Claim
As coding agents become more reliable, review sessions naturally shorten. Each skipped review feels harmless because the agent is usually right. The aggregate effect: you have degraded the oversight mechanism at the exact point it still matters.
Mechanism
Reliability removes the friction that made oversight automatic. When failure is rare, skipping review carries negligible apparent cost per instance. Over time, the discipline disappears. When failure does occur, there is no review habit left to catch it.
Conditions
Holds when: Agent reliability is high enough that review feels like overhead rather than necessity. Most acute in production-grade agentic workflows where the agent is correct often enough to make vigilance feel wasteful.
Fails when: The agent fails frequently enough to keep review discipline alive. Low reliability is its own safeguard.
Evidence
Willison, writing candidly about his own practice as an experienced daily user of agentic coding:
"Those things have started to blur for me already, which is quite upsetting."

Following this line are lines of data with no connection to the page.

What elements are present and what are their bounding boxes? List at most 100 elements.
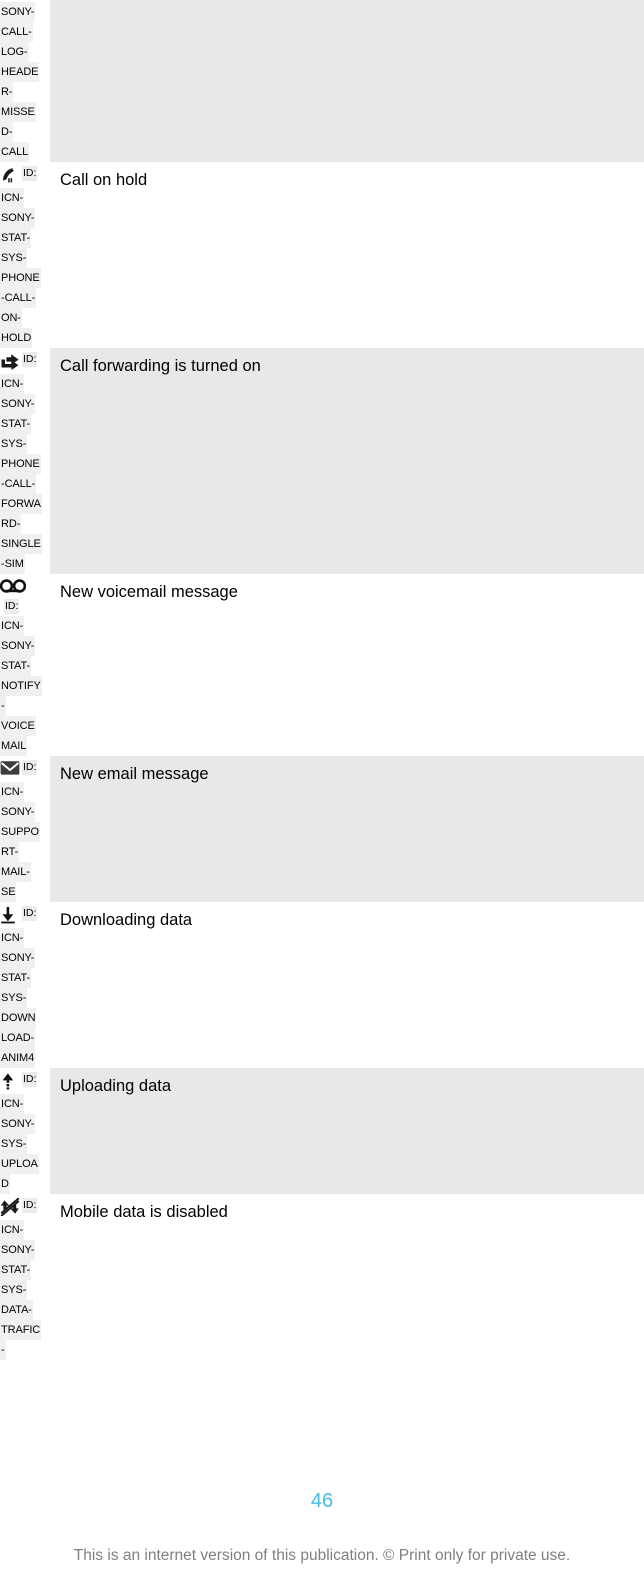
download-icon — [0, 906, 20, 924]
id-label: ID: — [22, 352, 38, 367]
icon-id-token: STAT- — [0, 414, 32, 434]
icon-id-token: - — [0, 696, 6, 716]
icon-id-token: ON- — [0, 308, 22, 328]
icon-id-token: PHONE — [0, 268, 41, 288]
icon-id-token: LOG- — [0, 42, 29, 62]
icon-id-cell: ID: ICN- SONY- SYS- UPLOA D — [0, 1068, 50, 1194]
icon-id-token: SYS- — [0, 1280, 28, 1300]
icon-line: ID: — [0, 756, 50, 780]
id-label: ID: — [22, 1198, 38, 1213]
id-label: ID: — [22, 1072, 38, 1087]
icon-id-box: ID: ICN- SONY- STAT- SYS- DOWN LOAD- ANIM4 — [0, 902, 50, 1068]
icon-id-text: SONY- CALL- LOG- HEADE R- MISSE D- CALL — [0, 0, 50, 162]
call-forward-icon — [0, 352, 20, 370]
icon-id-cell: ID: ICN- SONY- STAT- SYS- DATA- TRAFIC - — [0, 1194, 50, 1360]
icon-id-token: RD- — [0, 514, 22, 534]
icon-description: Downloading data — [60, 911, 193, 929]
icon-id-token: SYS- — [0, 434, 28, 454]
icon-description: Uploading data — [60, 1077, 172, 1095]
icon-id-token: SONY- — [0, 802, 36, 822]
icon-id-token: STAT- — [0, 1260, 32, 1280]
icon-id-token: HEADE — [0, 62, 40, 82]
table-row: ID: ICN- SONY- SYS- UPLOA D Uploading data — [0, 1068, 644, 1194]
icon-id-token: HOLD — [0, 328, 33, 348]
voicemail-icon — [0, 578, 26, 596]
icon-description: New email message — [60, 765, 209, 783]
icon-id-token: SONY- — [0, 2, 36, 22]
table-row: ID: ICN- SONY- STAT- NOTIFY - VOICE MAIL New voi… — [0, 574, 644, 756]
icon-id-token: -SIM — [0, 554, 25, 574]
icon-id-text: ICN- SONY- SYS- UPLOA D — [0, 1092, 50, 1194]
icon-description: Mobile data is disabled — [60, 1203, 228, 1221]
icon-id-token: DOWN — [0, 1008, 37, 1028]
icon-id-token: MISSE — [0, 102, 36, 122]
icon-id-token: ICN- — [0, 1094, 25, 1114]
icon-id-text: ICN- SONY- STAT- SYS- DOWN LOAD- ANIM4 — [0, 926, 50, 1068]
page-number: 46 — [310, 1490, 334, 1512]
icon-id-token: TRAFIC — [0, 1320, 42, 1340]
icon-id-token: ANIM4 — [0, 1048, 36, 1068]
manual-page: SONY- CALL- LOG- HEADE R- MISSE D- CALL ID: ICN- S… — [0, 0, 644, 1588]
icon-id-cell: ID: ICN- SONY- STAT- NOTIFY - VOICE MAIL — [0, 574, 50, 756]
icon-id-token: ICN- — [0, 374, 25, 394]
icon-description: New voicemail message — [60, 583, 238, 601]
icon-description: Call forwarding is turned on — [60, 357, 261, 375]
icon-line: ID: — [0, 1194, 50, 1218]
icon-id-token: LOAD- — [0, 1028, 36, 1048]
table-row: ID: ICN- SONY- SUPPO RT- MAIL- SE New email mes… — [0, 756, 644, 902]
table-row: SONY- CALL- LOG- HEADE R- MISSE D- CALL — [0, 0, 644, 162]
icon-description-cell: Call forwarding is turned on — [50, 348, 644, 574]
icon-line: ID: — [0, 348, 50, 372]
icon-id-token: MAIL- — [0, 862, 31, 882]
icon-line: ID: — [0, 574, 50, 614]
upload-icon — [0, 1072, 20, 1090]
icon-description-cell: Mobile data is disabled — [50, 1194, 644, 1360]
id-label: ID: — [22, 760, 38, 775]
icon-id-token: SONY- — [0, 1114, 36, 1134]
icon-description-cell: Downloading data — [50, 902, 644, 1068]
icon-id-token: SINGLE — [0, 534, 42, 554]
icon-id-box: SONY- CALL- LOG- HEADE R- MISSE D- CALL — [0, 0, 50, 162]
mobile-data-disabled-icon — [0, 1198, 20, 1216]
icon-id-token: PHONE — [0, 454, 41, 474]
icon-id-token: SE — [0, 882, 17, 902]
id-label: ID: — [22, 166, 38, 181]
icon-description-cell: New voicemail message — [50, 574, 644, 756]
icon-id-cell: ID: ICN- SONY- STAT- SYS- DOWN LOAD- ANIM4 — [0, 902, 50, 1068]
email-icon — [0, 760, 20, 778]
icon-id-token: -CALL- — [0, 474, 37, 494]
icon-id-token: SONY- — [0, 636, 36, 656]
icon-description-cell: Call on hold — [50, 162, 644, 348]
icon-id-token: DATA- — [0, 1300, 33, 1320]
id-label: ID: — [4, 599, 20, 614]
icon-id-token: SYS- — [0, 1134, 28, 1154]
icon-id-token: NOTIFY — [0, 676, 42, 696]
icon-line: ID: — [0, 162, 50, 186]
icon-id-token: ICN- — [0, 782, 25, 802]
table-row: ID: ICN- SONY- STAT- SYS- DOWN LOAD- ANIM4 Downl… — [0, 902, 644, 1068]
icon-id-token: STAT- — [0, 968, 32, 988]
icon-id-token: SYS- — [0, 248, 28, 268]
icon-id-token: R- — [0, 82, 14, 102]
icon-id-token: - — [0, 1340, 6, 1360]
icon-description-cell — [50, 0, 644, 162]
status-icon-table: SONY- CALL- LOG- HEADE R- MISSE D- CALL ID: ICN- S… — [0, 0, 644, 1360]
icon-id-token: SONY- — [0, 1240, 36, 1260]
icon-description — [50, 0, 644, 8]
icon-id-token: ICN- — [0, 1220, 25, 1240]
icon-id-token: ICN- — [0, 188, 25, 208]
table-row: ID: ICN- SONY- STAT- SYS- DATA- TRAFIC - Mobile … — [0, 1194, 644, 1360]
table-row: ID: ICN- SONY- STAT- SYS- PHONE -CALL- FORWA RD-… — [0, 348, 644, 574]
icon-id-token: D — [0, 1174, 10, 1194]
icon-id-box: ID: ICN- SONY- SUPPO RT- MAIL- SE — [0, 756, 50, 902]
footer-disclaimer: This is an internet version of this publ… — [73, 1547, 571, 1564]
icon-id-token: STAT- — [0, 228, 32, 248]
id-label: ID: — [22, 906, 38, 921]
icon-id-text: ICN- SONY- STAT- NOTIFY - VOICE MAIL — [0, 614, 50, 756]
icon-id-token: RT- — [0, 842, 20, 862]
icon-id-token: STAT- — [0, 656, 32, 676]
icon-id-text: ICN- SONY- STAT- SYS- PHONE -CALL- FORWA RD- SIN… — [0, 372, 50, 574]
icon-id-box: ID: ICN- SONY- STAT- SYS- PHONE -CALL- ON- HOLD — [0, 162, 50, 348]
icon-id-token: ICN- — [0, 928, 25, 948]
icon-id-box: ID: ICN- SONY- STAT- SYS- PHONE -CALL- FORWA RD-… — [0, 348, 50, 574]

This is a first-person report from a practitioner who is honest about what happens to oversight when reliability climbs.
Signals
- You can no longer recall the last time you rejected an agent output
- Code review sessions feel like rubber-stamping rather than evaluation
- You notice the agent made a decision you would not have made, after the fact
Counter-evidence
High-stakes domains maintain review discipline through external compliance requirements, not practitioner choice. The erosion pattern may not apply where oversight is mandated and audited. Teams with formal code review processes independent of AI may preserve the habit through structure rather than vigilance.